Per a source with knowledge of the pre-existing rules, the email reflects no new provisions or procedures. But the reminder regarding the policies regarding the use of sound and video during a game carry a little more weight this year given that the Falcons deliberately defied the rules — and were caught doing it.
The Falcons ultimately lost a fifth-round draft pick in 2016 and paid a fine of $350,000 for the infraction, a penalty that doesn’t really seem to provide much of a deterrent given the potential benefits of disrupting the opposing offense with a level of noise that removes its inherent advantage of hearing the snap count.

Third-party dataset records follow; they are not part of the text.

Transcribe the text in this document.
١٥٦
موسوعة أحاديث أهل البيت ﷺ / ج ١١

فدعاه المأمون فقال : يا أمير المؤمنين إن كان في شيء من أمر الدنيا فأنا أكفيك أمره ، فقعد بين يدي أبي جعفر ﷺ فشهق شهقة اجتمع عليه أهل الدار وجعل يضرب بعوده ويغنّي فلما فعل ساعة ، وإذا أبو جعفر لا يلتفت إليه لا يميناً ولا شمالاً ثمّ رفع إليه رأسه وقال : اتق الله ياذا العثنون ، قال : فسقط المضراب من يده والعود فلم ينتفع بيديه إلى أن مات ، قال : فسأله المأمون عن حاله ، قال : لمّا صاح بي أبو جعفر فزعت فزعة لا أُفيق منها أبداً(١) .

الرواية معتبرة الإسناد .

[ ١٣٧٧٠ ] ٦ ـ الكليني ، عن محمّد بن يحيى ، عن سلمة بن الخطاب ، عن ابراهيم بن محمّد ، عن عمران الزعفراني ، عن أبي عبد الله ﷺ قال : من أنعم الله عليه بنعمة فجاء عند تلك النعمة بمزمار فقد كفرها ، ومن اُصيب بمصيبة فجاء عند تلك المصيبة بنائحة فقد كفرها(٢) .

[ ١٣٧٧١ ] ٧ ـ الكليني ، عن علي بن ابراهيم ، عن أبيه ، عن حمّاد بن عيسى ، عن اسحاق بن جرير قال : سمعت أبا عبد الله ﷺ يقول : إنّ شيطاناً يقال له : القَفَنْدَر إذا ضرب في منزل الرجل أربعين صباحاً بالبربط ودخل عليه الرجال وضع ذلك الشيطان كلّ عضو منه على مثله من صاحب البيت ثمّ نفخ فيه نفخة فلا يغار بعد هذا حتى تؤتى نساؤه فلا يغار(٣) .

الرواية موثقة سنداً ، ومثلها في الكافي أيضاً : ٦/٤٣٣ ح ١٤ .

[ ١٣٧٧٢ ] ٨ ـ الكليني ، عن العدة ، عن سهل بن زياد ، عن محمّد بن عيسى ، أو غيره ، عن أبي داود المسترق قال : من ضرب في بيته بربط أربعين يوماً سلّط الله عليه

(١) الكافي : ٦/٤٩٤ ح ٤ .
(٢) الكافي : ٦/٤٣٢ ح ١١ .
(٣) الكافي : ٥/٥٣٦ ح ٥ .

Owner Arthur Blank has explained that the Patriots faced a much greater punishment for what arguably was a lesser infraction because they “failed to acknowledge” what they had done. Of course, the difference is that the Patriots denied deflating footballs — and the evidence of their guilt is far less compelling than the evidence against the Falcons, which was sufficiently clear that they didn’t even try to deny it.
Still, with the punishment being a future late-round pick, a mid-six-figure fine, and a three-month suspension for the team CEO from a voluntary committee but not from his job, other teams may be tempted to roll the dice on cranking up the decibels in the hopes of getting an advantage. Then again, without a well-connected CEO who possibly lobbied the league office to go easy on the Falcons, the next team to be caught using artificial crowd noise could end up facing the kind of punishment that would serve as a much stronger deterrent moving forward.